AURORA, Colo. — The flu is now widespread, and doctors say it's hitting children particularly hard nationwide.
This season, the Centers for Disease Control and Prevention (CDC) reports 105 children have died from the flu across the country. That's worse than it's been in a decade, according to the CDC. Several of those deaths happened in Colorado.
"I think the flu has been a particularly bad year this year," said Dr. Chris Nyquist, medical director of infection prevention and control at Children's Hospital Colorado. "We have many kids ending up in our intensive care units. And we are regularly seeing influenza coming through our urgent care and our emergency department."
In Colorado, 2,430 people have been hospitalized for the flu this season, according to the Colorado Department of Public Health and Environment (CDPHE). With several months left in this flu season, CDPHE said three Colorado kids have already died from the illness. That's the same number of pediatric deaths as all of last flu season.
Children don't always show the common, feeling like you were hit by a truck, flu symptoms that adults show.
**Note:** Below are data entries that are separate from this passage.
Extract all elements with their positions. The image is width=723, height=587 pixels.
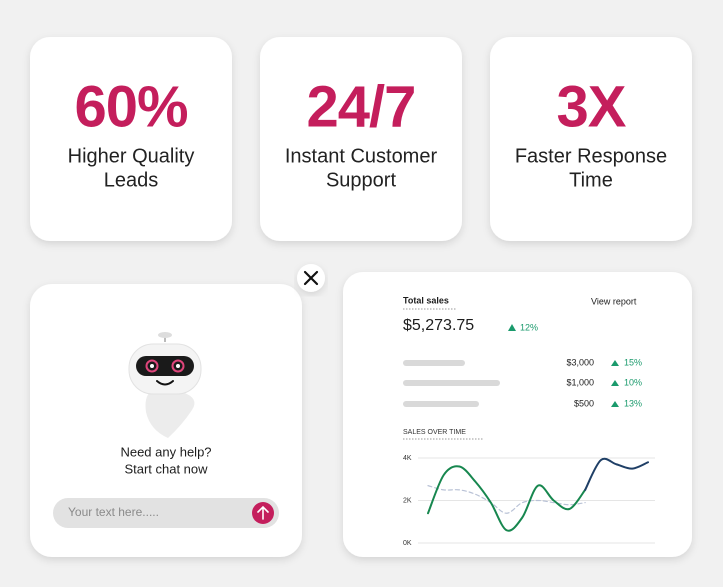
sales-total: $5,273.75	[403, 317, 474, 334]
up-arrow	[611, 380, 619, 386]
skeleton-bar	[403, 380, 500, 386]
line-series	[427, 465, 587, 532]
stat-value: 24/7	[307, 74, 416, 139]
stat-card	[260, 37, 462, 241]
stat-label: Instant Customer	[285, 145, 438, 167]
row-change: 10%	[624, 377, 642, 387]
sales-card	[343, 272, 692, 557]
chat-prompt: Start chat now	[124, 461, 208, 476]
skeleton-bar	[403, 401, 479, 407]
stat-card	[30, 37, 232, 241]
stat-label: Faster Response	[515, 145, 667, 167]
row-change: 15%	[624, 357, 642, 367]
stat-value: 60%	[74, 74, 188, 139]
stat-label: Higher Quality	[68, 145, 195, 167]
close-button[interactable]	[297, 264, 325, 292]
sales-title: Total sales	[403, 295, 449, 305]
row-value: $1,000	[566, 377, 594, 387]
y-tick-label: 2K	[403, 497, 412, 504]
stat-label: Time	[569, 169, 613, 191]
stat-card	[490, 37, 692, 241]
up-arrow	[611, 401, 619, 407]
row-value: $500	[574, 398, 594, 408]
up-arrow	[611, 360, 619, 366]
stat-value: 3X	[557, 74, 627, 139]
stat-label: Support	[326, 169, 396, 191]
row-value: $3,000	[566, 357, 594, 367]
line-series	[584, 457, 649, 491]
input-placeholder: Your text here.....	[68, 505, 159, 519]
send-button[interactable]	[252, 502, 274, 524]
chart-title: SALES OVER TIME	[403, 429, 466, 436]
chat-input[interactable]	[53, 498, 279, 528]
skeleton-bar	[403, 360, 465, 366]
row-change: 13%	[624, 398, 642, 408]
stat-label: Leads	[104, 169, 159, 191]
view-report-link[interactable]: View report	[591, 296, 637, 306]
y-tick-label: 0K	[403, 540, 412, 547]
y-tick-label: 4K	[403, 455, 412, 462]
up-arrow	[508, 324, 516, 331]
sales-change: 12%	[520, 322, 538, 332]
chat-prompt: Need any help?	[120, 444, 211, 459]
robot-icon	[128, 332, 202, 438]
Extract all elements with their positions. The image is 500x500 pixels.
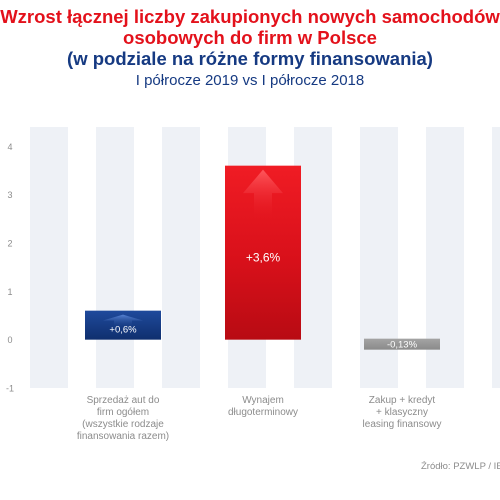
title-line-1: Wzrost łącznej liczby zakupionych nowych… bbox=[0, 6, 500, 27]
category-label-line: (wszystkie rodzaje bbox=[82, 419, 164, 430]
category-label-line: Zakup + kredyt bbox=[368, 395, 436, 406]
up-arrow-icon bbox=[243, 169, 283, 222]
bar-value-label: +0,6% bbox=[109, 325, 137, 336]
bg-stripe bbox=[30, 127, 68, 388]
y-tick-label: 3 bbox=[7, 190, 12, 200]
y-axis-ticks: -1 0 1 2 3 4 bbox=[6, 142, 14, 394]
category-label-line: długoterminowy bbox=[227, 407, 299, 418]
chart-subtitle: I półrocze 2019 vs I półrocze 2018 bbox=[135, 72, 365, 89]
source-note: Źródło: PZWLP / IE bbox=[421, 461, 500, 472]
chart-title: Wzrost łącznej liczby zakupionych nowych… bbox=[0, 6, 500, 90]
category-label-line: leasing finansowy bbox=[362, 419, 442, 430]
bg-stripe bbox=[162, 127, 200, 388]
y-tick-label: 1 bbox=[7, 287, 12, 297]
bg-stripe bbox=[492, 127, 500, 388]
category-label-line: Sprzedaż aut do bbox=[86, 395, 160, 406]
title-line-2: osobowych do firm w Polsce bbox=[123, 27, 377, 48]
title-line-3: (w podziale na różne formy finansowania) bbox=[67, 48, 433, 69]
y-tick-label: 4 bbox=[7, 142, 12, 152]
category-label-line: Wynajem bbox=[242, 395, 284, 406]
category-label: Zakup + kredyt + klasyczny leasing finanso… bbox=[342, 395, 462, 431]
y-tick-label: 0 bbox=[7, 335, 12, 345]
category-label: Sprzedaż aut do firm ogółem (wszystkie rod… bbox=[63, 395, 183, 443]
bar bbox=[364, 338, 440, 350]
category-label-line: finansowania razem) bbox=[76, 431, 170, 442]
bg-stripe bbox=[96, 127, 134, 388]
y-tick-label: 2 bbox=[7, 239, 12, 249]
bars: +0,6% +3,6% -0,13% bbox=[85, 165, 440, 351]
category-label-line: + klasyczny bbox=[376, 407, 428, 418]
bar-value-label: +3,6% bbox=[246, 250, 281, 264]
up-arrow-icon bbox=[103, 314, 143, 328]
y-tick-label: -1 bbox=[6, 384, 14, 394]
bar-value-label: -0,13% bbox=[387, 340, 418, 351]
category-label-line: firm ogółem bbox=[96, 407, 150, 418]
category-label: Wynajem długoterminowy bbox=[203, 395, 323, 419]
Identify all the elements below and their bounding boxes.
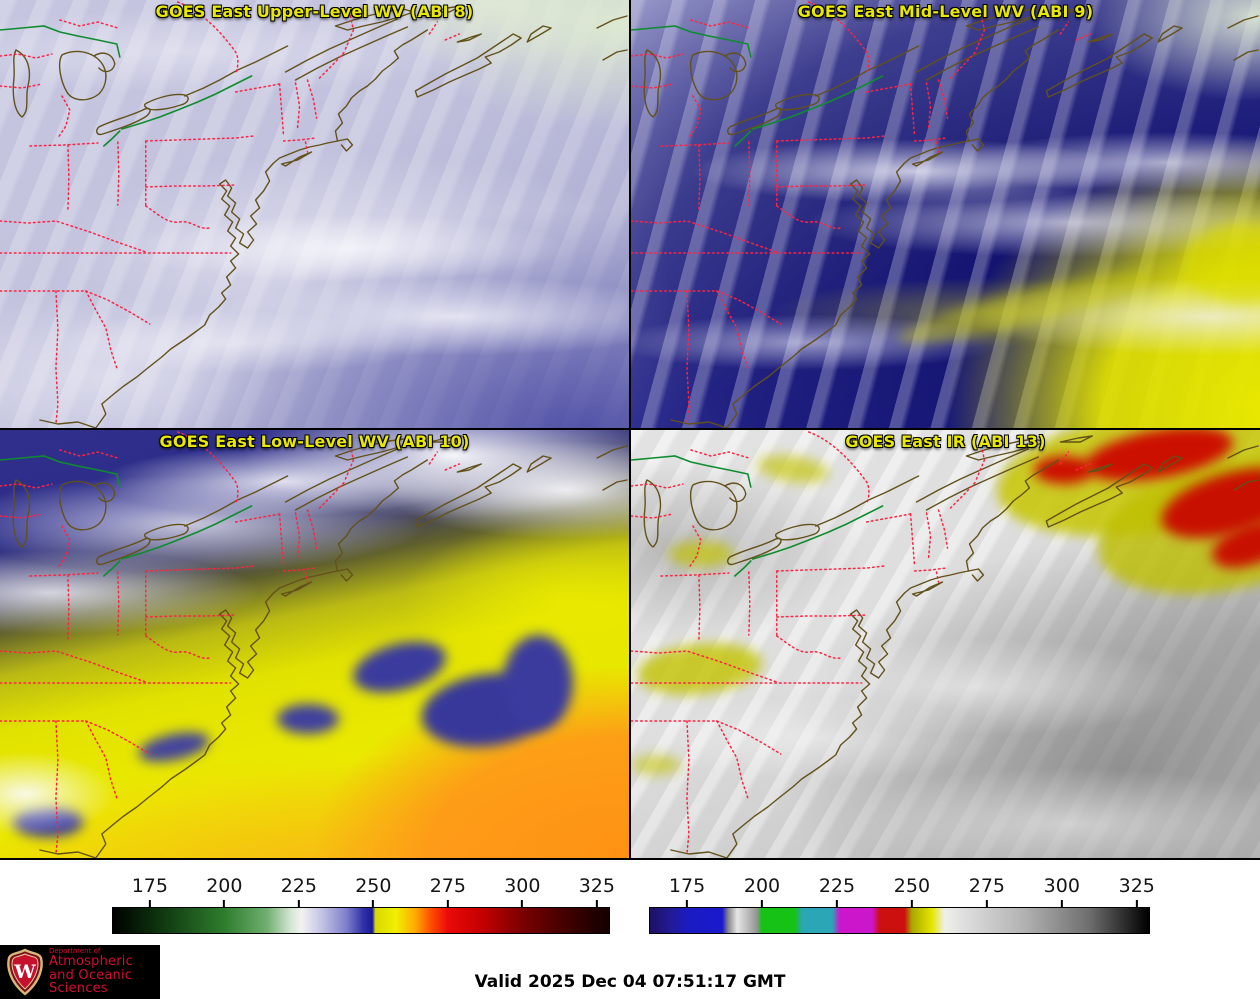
- map-boundaries-overlay: [0, 431, 628, 858]
- colorbar-tick: 225: [819, 874, 855, 907]
- panel-title: GOES East IR (ABI 13): [845, 432, 1046, 451]
- colorbar-tick: 325: [1119, 874, 1155, 907]
- panel-low-level-wv: GOES East Low-Level WV (ABI 10): [0, 430, 629, 858]
- satellite-panel-grid: GOES East Upper-Level WV (ABI 8) GOES Ea…: [0, 0, 1260, 860]
- logo-line-1: Atmospheric: [49, 954, 133, 970]
- colorbar-tick: 275: [969, 874, 1005, 907]
- panel-mid-level-wv: GOES East Mid-Level WV (ABI 9): [631, 0, 1260, 428]
- colorbar-tick: 325: [579, 874, 615, 907]
- panel-title: GOES East Mid-Level WV (ABI 9): [797, 2, 1094, 21]
- panel-title: GOES East Low-Level WV (ABI 10): [159, 432, 470, 451]
- colorbar-tick: 250: [355, 874, 391, 907]
- logo-text: Department of Atmospheric and Oceanic Sc…: [49, 946, 160, 997]
- uw-crest-icon: W: [7, 948, 43, 996]
- panel-title: GOES East Upper-Level WV (ABI 8): [155, 2, 474, 21]
- svg-text:W: W: [13, 961, 36, 983]
- colorbar-tick: 300: [1044, 874, 1080, 907]
- ir-colorbar: [649, 907, 1150, 934]
- colorbar-tick: 200: [206, 874, 242, 907]
- logo-dept-line: Department of: [49, 946, 101, 955]
- map-boundaries-overlay: [631, 431, 1259, 858]
- logo-line-2: and Oceanic Sciences: [49, 967, 133, 997]
- uw-aos-logo: W Department of Atmospheric and Oceanic …: [0, 945, 160, 999]
- legend-strip: 175 200 225 250 275 300 325 175 200 225 250 275 300…: [0, 860, 1260, 999]
- colorbar-tick: 175: [669, 874, 705, 907]
- wv-colorbar-ticks: 175 200 225 250 275 300 325: [112, 874, 615, 907]
- map-boundaries-overlay: [631, 1, 1259, 428]
- map-boundaries-overlay: [0, 1, 628, 428]
- ir-colorbar-group: 175 200 225 250 275 300 325: [649, 874, 1155, 934]
- colorbar-tick: 200: [744, 874, 780, 907]
- ir-colorbar-ticks: 175 200 225 250 275 300 325: [649, 874, 1155, 907]
- colorbar-tick: 175: [132, 874, 168, 907]
- colorbar-tick: 300: [504, 874, 540, 907]
- panel-upper-level-wv: GOES East Upper-Level WV (ABI 8): [0, 0, 629, 428]
- valid-timestamp: Valid 2025 Dec 04 07:51:17 GMT: [474, 972, 786, 992]
- panel-ir: GOES East IR (ABI 13): [631, 430, 1260, 858]
- colorbar-tick: 250: [894, 874, 930, 907]
- colorbar-tick: 225: [281, 874, 317, 907]
- colorbar-tick: 275: [430, 874, 466, 907]
- wv-colorbar: [112, 907, 610, 934]
- wv-colorbar-group: 175 200 225 250 275 300 325: [112, 874, 615, 934]
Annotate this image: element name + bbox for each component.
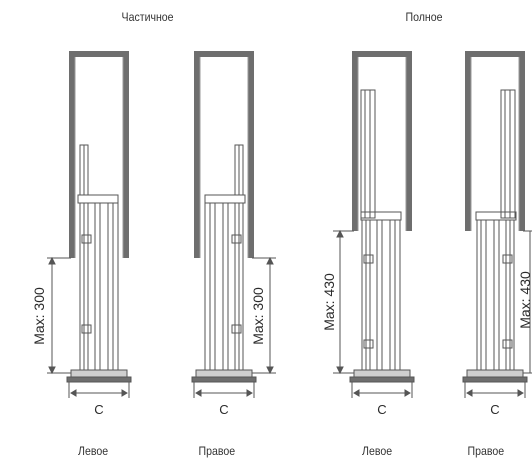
drawer-base <box>66 369 132 398</box>
slide-mechanism <box>360 89 402 370</box>
width-label: C <box>94 402 103 417</box>
group-title-partial: Частичное <box>121 10 174 24</box>
dimension-max: Max: 300 <box>250 256 276 375</box>
dimension-c: C <box>195 389 253 417</box>
cabinet-frame <box>465 51 525 231</box>
max-label: Max: 300 <box>250 287 266 345</box>
dimension-c: C <box>353 389 411 417</box>
width-label: C <box>219 402 228 417</box>
slide-mechanism <box>475 89 517 370</box>
dimension-c: C <box>466 389 524 417</box>
diagram-full-right: C Max: 430 <box>462 51 532 417</box>
cabinet-frame <box>194 51 254 258</box>
max-label: Max: 300 <box>31 287 47 345</box>
cabinet-frame <box>69 51 129 258</box>
max-label: Max: 430 <box>321 273 337 331</box>
diagram-partial-left: C Max: 300 <box>31 51 132 417</box>
dimension-c: C <box>70 389 128 417</box>
dimension-max: Max: 430 <box>321 229 354 375</box>
width-label: C <box>490 402 499 417</box>
group-title-full: Полное <box>405 10 443 24</box>
diagram-partial-right: C Max: 300 <box>191 51 276 417</box>
drawer-base <box>349 369 415 398</box>
slide-mechanism <box>77 144 119 370</box>
cabinet-frame <box>352 51 412 231</box>
slide-mechanism <box>204 144 246 370</box>
width-label: C <box>377 402 386 417</box>
variant-label-full-right: Правое <box>467 444 505 458</box>
drawer-base <box>462 369 528 398</box>
variant-label-partial-right: Правое <box>198 444 236 458</box>
max-label: Max: 430 <box>517 271 532 329</box>
dimension-max: Max: 300 <box>31 256 71 375</box>
dimension-max: Max: 430 <box>517 230 532 374</box>
variant-label-full-left: Левое <box>362 444 393 458</box>
diagram-full-left: C Max: 430 <box>321 51 415 417</box>
drawer-base <box>191 369 257 398</box>
variant-label-partial-left: Левое <box>78 444 109 458</box>
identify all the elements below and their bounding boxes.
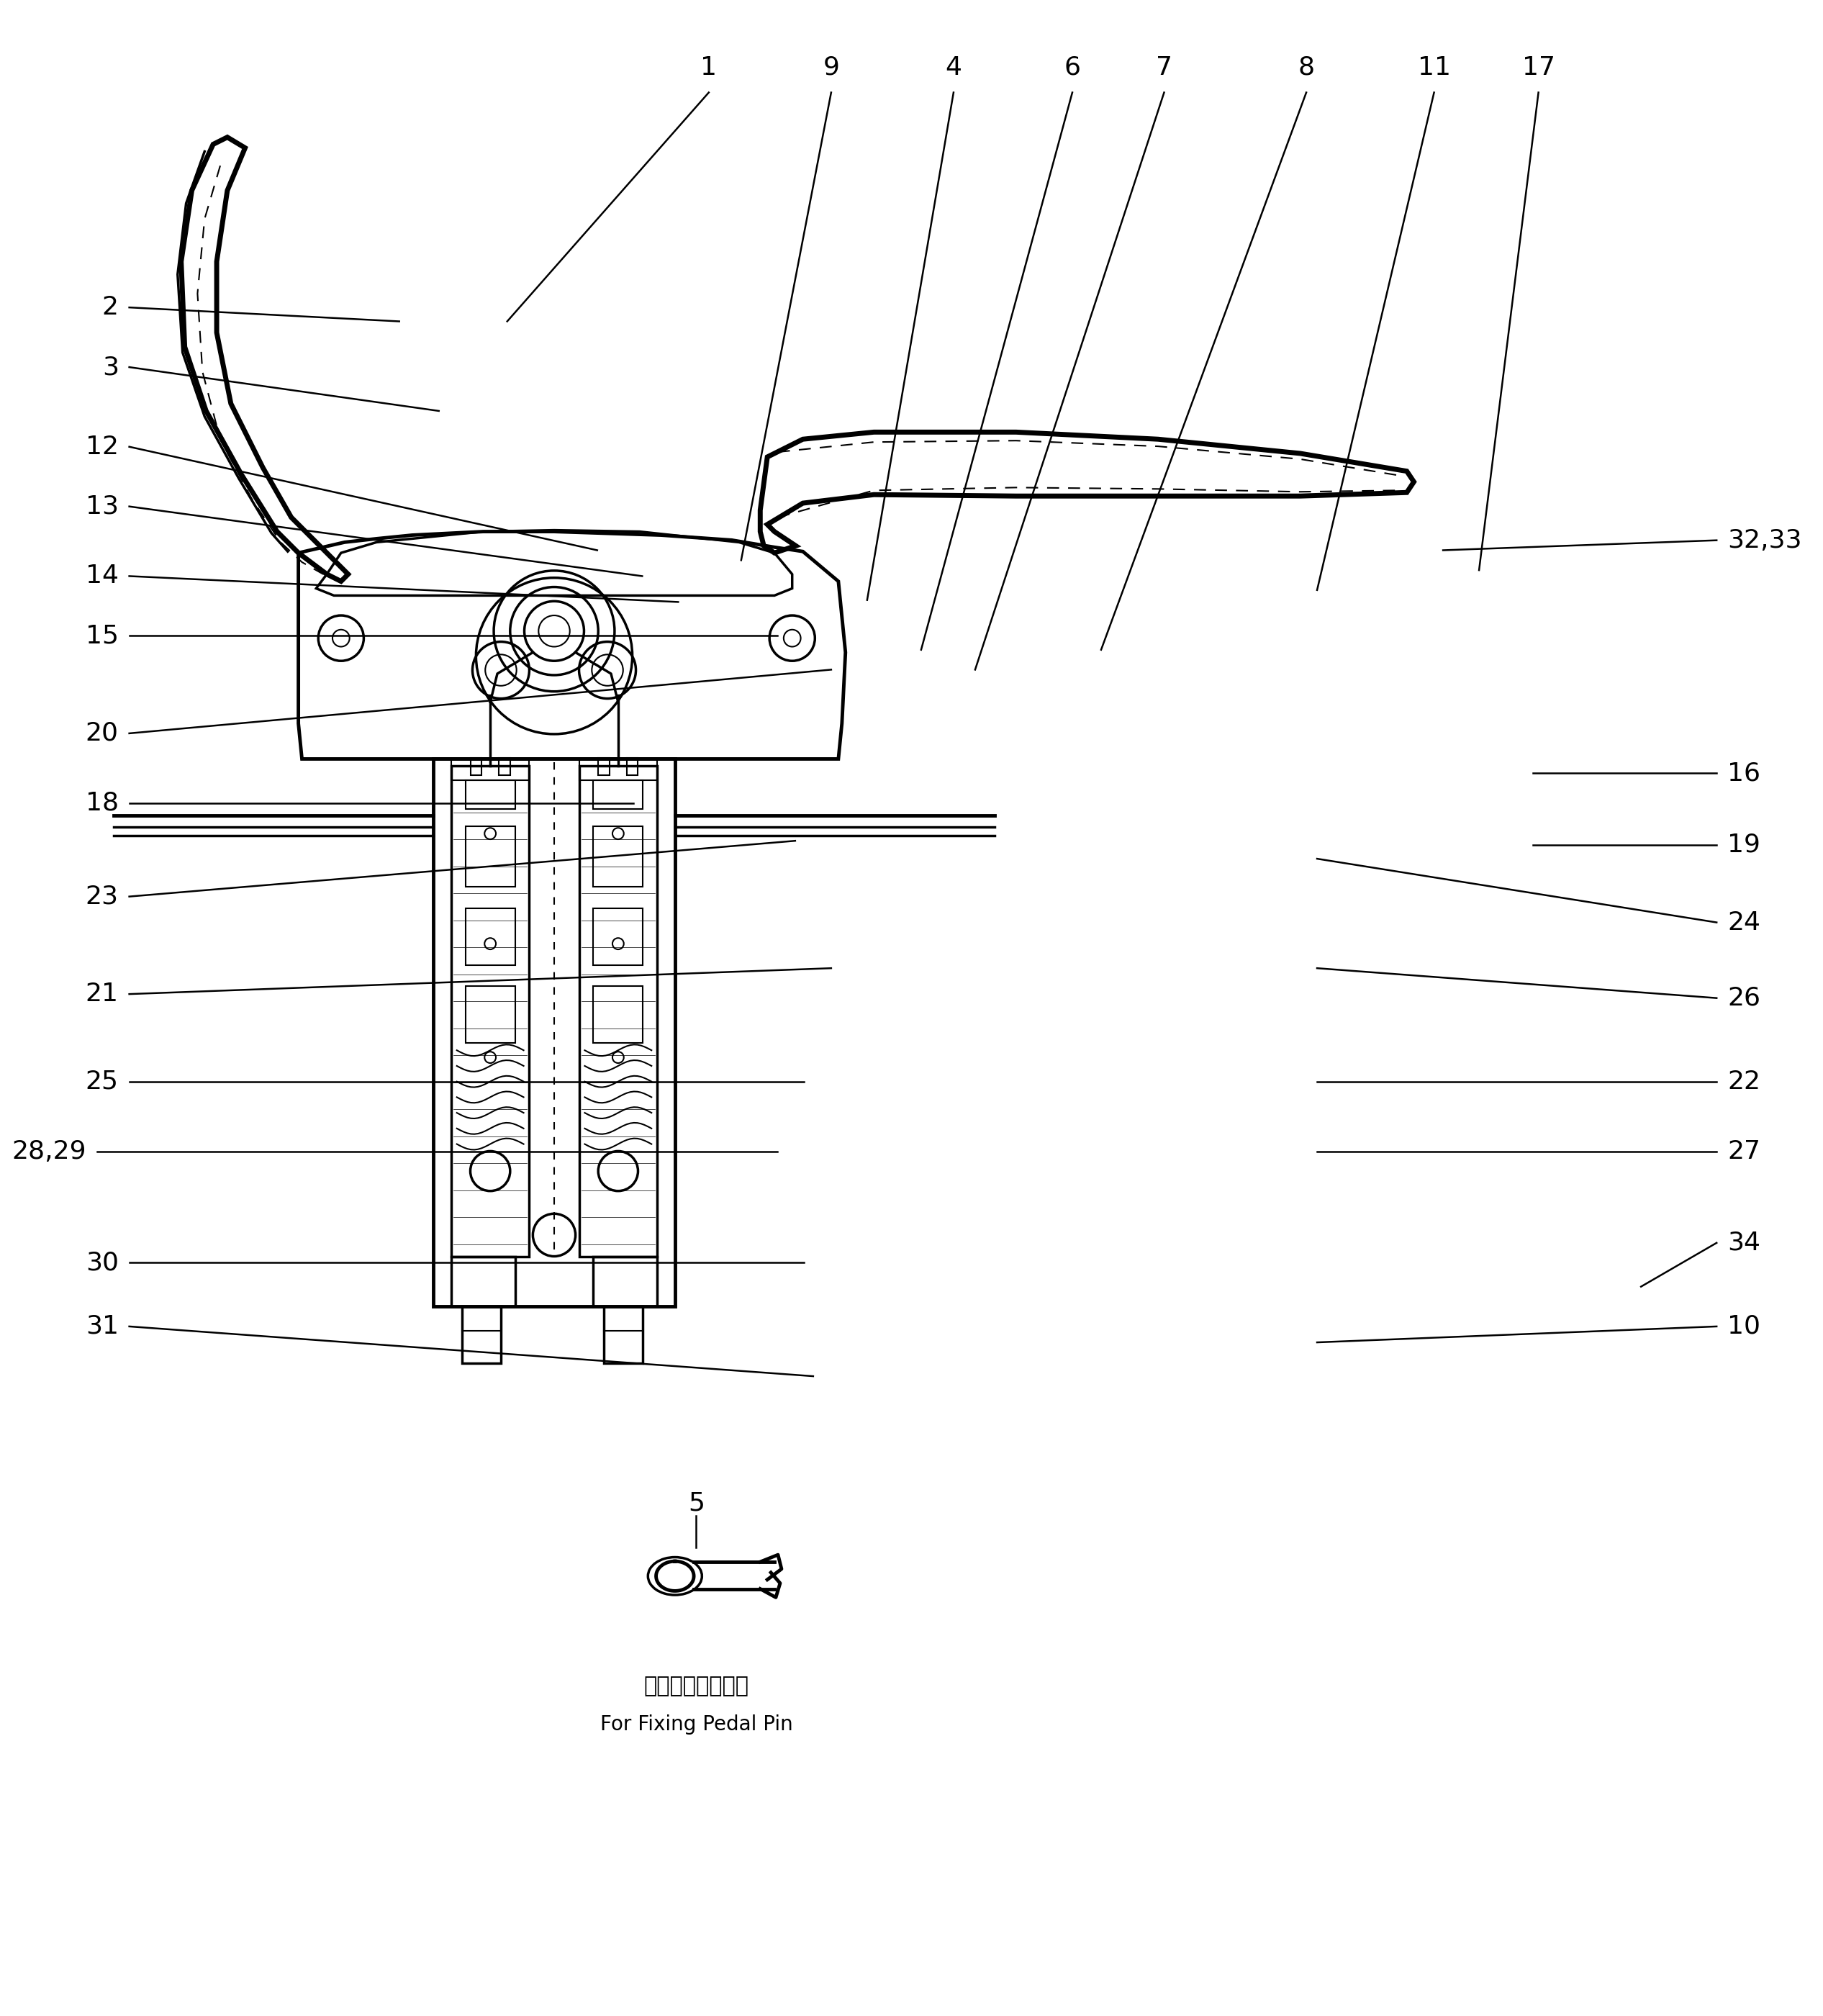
Text: 19: 19 bbox=[1726, 833, 1761, 857]
Text: 31: 31 bbox=[86, 1314, 118, 1339]
Bar bbox=[592, 827, 644, 887]
Text: 25: 25 bbox=[86, 1068, 118, 1095]
Bar bbox=[450, 1256, 516, 1306]
Bar bbox=[592, 986, 644, 1042]
Text: 1: 1 bbox=[700, 54, 716, 81]
Text: 11: 11 bbox=[1418, 54, 1451, 81]
Text: 12: 12 bbox=[86, 435, 118, 460]
Text: 27: 27 bbox=[1726, 1139, 1761, 1163]
Text: 14: 14 bbox=[86, 564, 118, 589]
Text: 22: 22 bbox=[1726, 1068, 1761, 1095]
Text: 15: 15 bbox=[86, 623, 118, 647]
Bar bbox=[434, 758, 675, 1306]
Bar bbox=[592, 907, 644, 966]
Bar bbox=[450, 758, 529, 780]
Bar bbox=[470, 758, 481, 776]
Text: 20: 20 bbox=[86, 722, 118, 746]
Bar bbox=[465, 780, 516, 808]
Text: 21: 21 bbox=[86, 982, 118, 1006]
Text: 9: 9 bbox=[822, 54, 839, 81]
Text: 6: 6 bbox=[1065, 54, 1081, 81]
Bar bbox=[465, 827, 516, 887]
Bar bbox=[465, 986, 516, 1042]
Text: 16: 16 bbox=[1726, 760, 1761, 786]
Bar bbox=[598, 758, 609, 776]
Text: 32,33: 32,33 bbox=[1726, 528, 1801, 552]
Text: 26: 26 bbox=[1726, 986, 1761, 1010]
Text: 13: 13 bbox=[86, 494, 118, 518]
Bar bbox=[500, 758, 510, 776]
Text: ペダルピン固定用: ペダルピン固定用 bbox=[644, 1675, 749, 1695]
Text: 23: 23 bbox=[86, 885, 118, 909]
Text: 24: 24 bbox=[1726, 909, 1761, 935]
Bar bbox=[592, 1256, 656, 1306]
Bar bbox=[450, 766, 529, 1256]
Text: 34: 34 bbox=[1726, 1230, 1761, 1256]
Text: 4: 4 bbox=[946, 54, 963, 81]
Text: 8: 8 bbox=[1298, 54, 1314, 81]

"Each person has a little bit of a different way of showing they have influenza," Nyquist said. "We know that smaller children might have a fever and not feeding. toddlers might actually have things that make it look like a stomach virus."
The bottom line, she said, is that it's never too late to get vaccinated. New research from the CDC shows the flu vaccine is 55% effective in children and 45% overall.
"For kids under six months of age, they're not able to get the vaccine and so what's really important is to vaccinate all the children, adults, grandparents around that child to protect them," Nyquist said.
Just as important as the vaccine is washing hands, according to Nyquist. Keep yourselves and your kids clean, and avoid being around people with symptoms.
The state does not release numbers on adult flu deaths. Officials have said there have been 43 flu outbreaks in long-term care facilities like nursing homes. State health officials tell us that number is about normal.